Ali Hoşfikirer de Adana’nın çocuğuydu. Adana Demirsporluydu. Futbol sevdalısıydı. Kendi profesyonel, ruhu amatördü. 15 Ekim 1989’da, çalıştırdığı Adana Demirspor Beşiktaş’tan lig tarihinin en farklı mağlubiyetini alırken kulübede ne kadar üzülmüştü kimbilir. Biz de her değerli futbol adamının ölümünde öyle üzülüyoruz işte. Rakibe ister mukadderat deyin, ister kader, 10-0 yenilmiş gibi oluyoruz her seferinde.

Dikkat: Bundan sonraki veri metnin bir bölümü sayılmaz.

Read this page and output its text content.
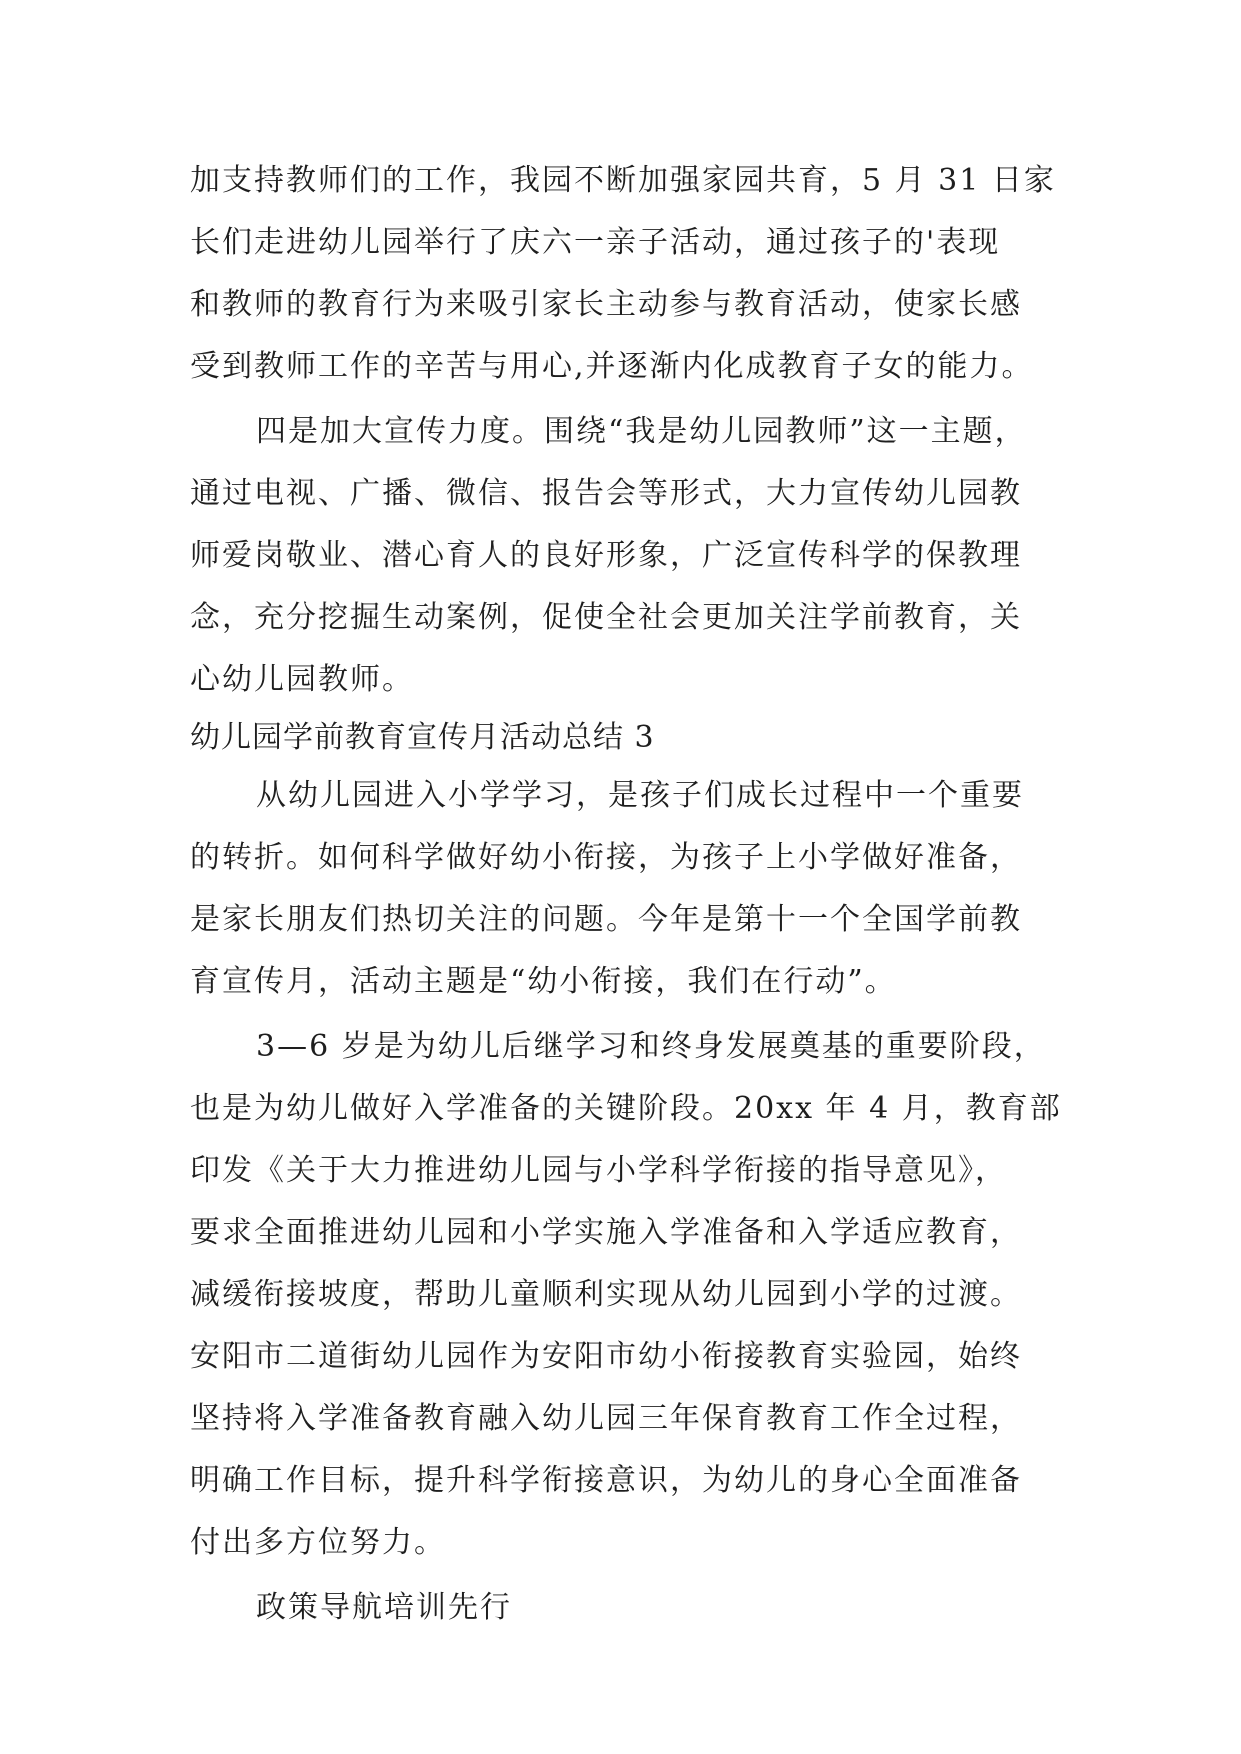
加支持教师们的工作，我园不断加强家园共育，5 月 31 日家
长们走进幼儿园举行了庆六一亲子活动，通过孩子的'表现
和教师的教育行为来吸引家长主动参与教育活动，使家长感
受到教师工作的辛苦与用心,并逐渐内化成教育子女的能力。
四是加大宣传力度。围绕“我是幼儿园教师”这一主题，
通过电视、广播、微信、报告会等形式，大力宣传幼儿园教
师爱岗敬业、潜心育人的良好形象，广泛宣传科学的保教理
念，充分挖掘生动案例，促使全社会更加关注学前教育，关
心幼儿园教师。
幼儿园学前教育宣传月活动总结 3
从幼儿园进入小学学习，是孩子们成长过程中一个重要
的转折。如何科学做好幼小衔接，为孩子上小学做好准备，
是家长朋友们热切关注的问题。今年是第十一个全国学前教
育宣传月，活动主题是“幼小衔接，我们在行动”。
3—6 岁是为幼儿后继学习和终身发展奠基的重要阶段，
也是为幼儿做好入学准备的关键阶段。20xx 年 4 月，教育部
印发《关于大力推进幼儿园与小学科学衔接的指导意见》，
要求全面推进幼儿园和小学实施入学准备和入学适应教育，
减缓衔接坡度，帮助儿童顺利实现从幼儿园到小学的过渡。
安阳市二道街幼儿园作为安阳市幼小衔接教育实验园，始终
坚持将入学准备教育融入幼儿园三年保育教育工作全过程，
明确工作目标，提升科学衔接意识，为幼儿的身心全面准备
付出多方位努力。
政策导航培训先行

Metin Tekin, kaleci Yusuf Ziya’nın elindeki topu kafayla düşürüp kaleye yolladığında nasıl öfkelendiyse “Amatör Ali”, biz de öyle öfkeliyiz işte. Öfkemiz ne rakibe ne de hocanın gidişine değil ama. Hocanın sevda beslediği o amatör futbol ruhunu kirletenlere, toprak sahanın tozunu yutmadan paraları var diye futbolu yönetenlere. Pardon. Yönetemeyenlere.